We can plot this out on a matrix as below:
When a security product reacts to a new program it will make a classification and perform some level of interaction. In the illustration above you can see how to record when a product encounters an ‘Unknown’ application and asks the users if it should be allowed or not, with the recommendation to ‘Allow’.
Of course, a tester should then identify if the application has really been allowed to run fully, or if it’s been somehow restricted. Similarly with a malware detection, if the product claims to have stopped it, the tester needs to verify that and not just take the product at its word.
How SE Labs tests with legitimate software
SE Labs uses this method of measuring performance with legitimate applications. We rarely see genuine FPs, in which a product falsely condemns a legitimate application as malware.

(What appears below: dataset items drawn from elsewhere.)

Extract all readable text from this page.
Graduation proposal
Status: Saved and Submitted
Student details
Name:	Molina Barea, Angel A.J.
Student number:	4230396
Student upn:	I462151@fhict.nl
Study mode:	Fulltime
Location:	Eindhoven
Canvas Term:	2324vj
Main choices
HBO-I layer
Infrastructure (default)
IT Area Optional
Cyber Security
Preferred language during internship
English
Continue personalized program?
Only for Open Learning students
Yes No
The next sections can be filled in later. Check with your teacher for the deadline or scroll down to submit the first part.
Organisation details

Usually we see what we call a Non-Optimal Classification or Action (NOCA). This is what we measure on a chart like that above and score accordingly.
Here’s an example from our 2021 Q4 enterprise endpoint protection test:
In the above data we would look at the Classification and the Action/ Interaction and work out the score. Allowing a Safe object scores two points. If it’s a very prevalent file than we multiple the score to reach the final rating. If it’s quite a rare file then the multiplier is lower.
Similarly, marking a prevalent legitimate file as Malicious and blocking it outright would bring a penalty of minus two with a large multiplier.
False positives are a sub-set of Non-Optimal Classification or Actions.
For nerds: NOCA ⊆ FP
It’s all very well knowing how to test for ‘false positives’ but what about all of the other possibilities?
Classification semantics
In our scoring table above we have six different classifications, but every anti-malware product uses slightly different language. For that reason we use the following internal guide to help us stay consistent when testing different products.
Alert | Classification | Why? |
Risky | Object is Uunwanted | We don’t care about the word, “rare”, just the word that describes how desirable the file is (“Risky”, in this case). |
Rare (so risky) | Object is Unwanted | As above |
Rare | Object is not Classified | As above |
Not trusted | Object is Suspicious | Things are suspicious when you don’t trust them. |
Harmful | Object is Malicious | Any description that directly claims that the software is somehow “dangerous” counts as malicious. |
Threat (e.g. Generic_Virus_RAT) | Object is Malicious | Whether it’s a malware definition or ad-ware, for our purposes it’s malicious. |
Program.exe is (doing something) | Object is not Classified | It might be “acting as a server”, “wants internet access” or could even be “trying to access your online bank”! We don’t care! If the security product makes no judgment on the classification then we don’t either. |
Other things to consider
Our general approach in this article does not cover other important questions such as:
- Which files and other objects (URLs etc) should you choose?
- How do you introduce those objects into the test?
- How do you judge prevalence of those objects in the real world?
- How do you verify that your ‘good’ objects are completely harmless?
All of these are important considerations and each tester needs to at least explain how they addressed them, even if the explanation isn’t perfect. Only then can a consumer of their reports understand what’s been done and how useful that information is to them.
We hope that this article about how to test for ‘false positives’ inspires anyone interested in security testing to take a rounded view on how products work, and not just a pass/ fail, detect/ didn’t detect perspective.